Minister-president, op zondag 11 november 2018 werd met de eeuwherdenking van de Wapenstilstand de herdenking van ‘100 jaar Groote Oorlog’ afgesloten.
De voormalige frontstreek in West-Vlaanderen was eind 1914 totaal verwoest. De steden Nieuwpoort, Diksmuide, Ieper en Mesen waren met de grond gelijkgemaakt. De dorpen op en vlak naast de frontlijn werden ook grotendeels verwoest.
Naast de sporen van de vernielingen tijdens de oorlog heeft de wederopbouw van na de oorlog de voormalige frontstreek haar huidig uitzicht gegeven. Het erfgoed van die wederopbouw is, net als de begraafplaatsen en monumenten, een nalatenschap van de Eerste Wereldoorlog en verdient het dan ook om met dezelfde aandacht en welwillendheid te worden bekeken.
De teruggekeerde bewoners werden geconfronteerd met een nooit geziene woningnood. Aanvankelijk woonde men zo goed en zo kwaad als het ging en dienden achtergelaten bunkers, schuilplaatsen en legerbarakken als oncomfortabele noodwoningen. Anderen maakten met achtergelaten legermateriaal en puin zelf een voorlopige woning, die meer weg had van een krot dan van een echt huis.
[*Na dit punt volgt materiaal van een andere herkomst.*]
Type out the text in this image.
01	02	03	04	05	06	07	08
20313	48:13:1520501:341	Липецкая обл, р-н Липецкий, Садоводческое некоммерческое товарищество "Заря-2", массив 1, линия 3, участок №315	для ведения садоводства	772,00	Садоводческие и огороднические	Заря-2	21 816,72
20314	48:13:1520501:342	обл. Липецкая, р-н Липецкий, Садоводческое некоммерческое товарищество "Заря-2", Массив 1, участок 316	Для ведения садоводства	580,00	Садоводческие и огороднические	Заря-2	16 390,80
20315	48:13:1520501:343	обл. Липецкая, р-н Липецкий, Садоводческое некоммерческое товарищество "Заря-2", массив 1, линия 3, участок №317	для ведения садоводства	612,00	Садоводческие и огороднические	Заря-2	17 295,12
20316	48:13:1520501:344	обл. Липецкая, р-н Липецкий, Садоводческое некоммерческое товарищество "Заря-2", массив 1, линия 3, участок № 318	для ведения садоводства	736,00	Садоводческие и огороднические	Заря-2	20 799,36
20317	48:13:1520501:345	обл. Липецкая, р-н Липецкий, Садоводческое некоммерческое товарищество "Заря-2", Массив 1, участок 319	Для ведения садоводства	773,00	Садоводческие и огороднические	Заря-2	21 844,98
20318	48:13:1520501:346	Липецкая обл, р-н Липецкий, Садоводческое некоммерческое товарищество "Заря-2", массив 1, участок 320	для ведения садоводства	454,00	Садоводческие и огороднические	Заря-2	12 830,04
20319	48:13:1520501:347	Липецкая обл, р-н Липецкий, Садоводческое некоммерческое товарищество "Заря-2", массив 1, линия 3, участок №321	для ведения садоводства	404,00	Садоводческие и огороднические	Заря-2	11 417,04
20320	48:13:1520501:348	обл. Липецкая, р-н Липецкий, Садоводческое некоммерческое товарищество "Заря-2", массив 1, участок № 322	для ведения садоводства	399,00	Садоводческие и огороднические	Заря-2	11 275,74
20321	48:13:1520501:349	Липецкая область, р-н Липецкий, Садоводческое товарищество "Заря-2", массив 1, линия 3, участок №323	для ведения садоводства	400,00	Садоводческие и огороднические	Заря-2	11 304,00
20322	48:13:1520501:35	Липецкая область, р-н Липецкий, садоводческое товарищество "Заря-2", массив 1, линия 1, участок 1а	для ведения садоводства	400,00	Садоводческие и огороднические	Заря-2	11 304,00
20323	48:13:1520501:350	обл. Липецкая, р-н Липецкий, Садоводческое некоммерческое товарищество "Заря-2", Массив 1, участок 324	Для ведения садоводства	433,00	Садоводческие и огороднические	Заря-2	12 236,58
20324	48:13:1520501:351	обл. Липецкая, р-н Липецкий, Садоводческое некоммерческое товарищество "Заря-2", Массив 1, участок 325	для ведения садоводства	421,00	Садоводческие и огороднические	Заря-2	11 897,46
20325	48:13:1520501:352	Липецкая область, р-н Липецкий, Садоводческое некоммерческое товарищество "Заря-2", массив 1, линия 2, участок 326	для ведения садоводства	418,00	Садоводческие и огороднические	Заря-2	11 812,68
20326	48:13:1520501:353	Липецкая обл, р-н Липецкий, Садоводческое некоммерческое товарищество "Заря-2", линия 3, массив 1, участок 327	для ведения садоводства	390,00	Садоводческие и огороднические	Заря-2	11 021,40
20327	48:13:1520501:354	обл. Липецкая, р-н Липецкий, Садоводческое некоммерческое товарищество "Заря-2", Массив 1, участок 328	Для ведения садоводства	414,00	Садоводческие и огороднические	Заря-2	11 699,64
Om aan de woningnood te verhelpen, werd reeds tijdens de oorlog het Koning Albertfonds (K.A.F.) opgericht. Dat moest voorzien in vrij comfortabele houten barakken. Het werk van het K.A.F. kon nooit aan de vraag voldoen. In Merkem bijvoorbeeld waren er slechts 25 K.A.F.-barakken ter vervanging van 760 verwoeste woningen. Toch werden er in de voormalige frontstreek honderden K.A.F.-barakken opgericht, waarvan er slechts enkele overblijven. Naast de K.A.F.-barakken namen velen hun toevlucht tot zogenaamde ‘drieduusters’: zelfgebouwde barakken waarvoor men een toelage van drieduizend of ‘drieduust’ frank ontving.
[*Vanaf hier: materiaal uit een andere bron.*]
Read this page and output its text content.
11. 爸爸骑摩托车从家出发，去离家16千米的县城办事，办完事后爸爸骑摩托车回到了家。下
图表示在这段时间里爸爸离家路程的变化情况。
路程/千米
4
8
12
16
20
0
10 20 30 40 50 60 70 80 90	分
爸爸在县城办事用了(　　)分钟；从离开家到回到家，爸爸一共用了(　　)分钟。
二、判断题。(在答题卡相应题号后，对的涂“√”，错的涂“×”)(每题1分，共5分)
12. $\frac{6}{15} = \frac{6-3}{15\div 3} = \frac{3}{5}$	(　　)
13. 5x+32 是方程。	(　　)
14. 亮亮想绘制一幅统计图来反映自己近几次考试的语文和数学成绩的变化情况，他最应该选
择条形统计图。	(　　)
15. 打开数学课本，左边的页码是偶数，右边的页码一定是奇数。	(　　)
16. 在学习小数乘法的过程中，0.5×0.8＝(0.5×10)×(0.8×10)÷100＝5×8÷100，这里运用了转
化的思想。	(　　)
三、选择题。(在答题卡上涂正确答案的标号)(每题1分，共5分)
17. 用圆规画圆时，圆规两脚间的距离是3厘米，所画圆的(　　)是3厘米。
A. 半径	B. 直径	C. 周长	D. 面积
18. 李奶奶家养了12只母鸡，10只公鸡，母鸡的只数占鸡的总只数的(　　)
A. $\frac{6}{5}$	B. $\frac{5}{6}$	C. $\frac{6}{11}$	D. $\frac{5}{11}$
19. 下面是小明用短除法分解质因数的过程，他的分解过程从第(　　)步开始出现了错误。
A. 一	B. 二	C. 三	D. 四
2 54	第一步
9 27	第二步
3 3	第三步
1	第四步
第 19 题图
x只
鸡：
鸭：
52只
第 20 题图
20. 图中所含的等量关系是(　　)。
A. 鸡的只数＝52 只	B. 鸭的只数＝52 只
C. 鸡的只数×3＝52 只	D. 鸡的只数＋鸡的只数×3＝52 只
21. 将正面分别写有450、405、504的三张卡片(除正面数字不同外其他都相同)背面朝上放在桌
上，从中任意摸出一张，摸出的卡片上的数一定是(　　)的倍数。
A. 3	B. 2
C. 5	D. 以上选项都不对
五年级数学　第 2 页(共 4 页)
De grote barakkenwijken verrezen daar waar geen permanente wederopbouw zou gebeuren, meestal op vrije gronden aan de rand van de vroegere bebouwde kom. In Ieper bijvoorbeeld was dat het Minneplein, een groot leeg grasplein op voormalige vestinggronden. Waar er in het stadscentrum tijdelijke woningen verrezen, was dat niet zelden in het midden van percelen, zodat de definitieve woning ervoor kon worden opgetrokken.
Op een eerder bescheiden wijze werden tijdens de wederopbouw ook nieuwe ideeën aangaande urbanisatie in de praktijk gebracht. Daarbij ging het vooral om het tuinwijkidee, dat vanuit Groot-Brittannië opgang maakte. In de tuinwijken zouden de arbeiders vrij comfortabele woningen betrekken in een groene omgeving. Voorbeelden hiervan zijn de Ligywijk en de NMBS-tuinwijk in Ieper. Al deze sociaal-functionele experimenten waren slechts mogelijk aan de rand van de stadskernen.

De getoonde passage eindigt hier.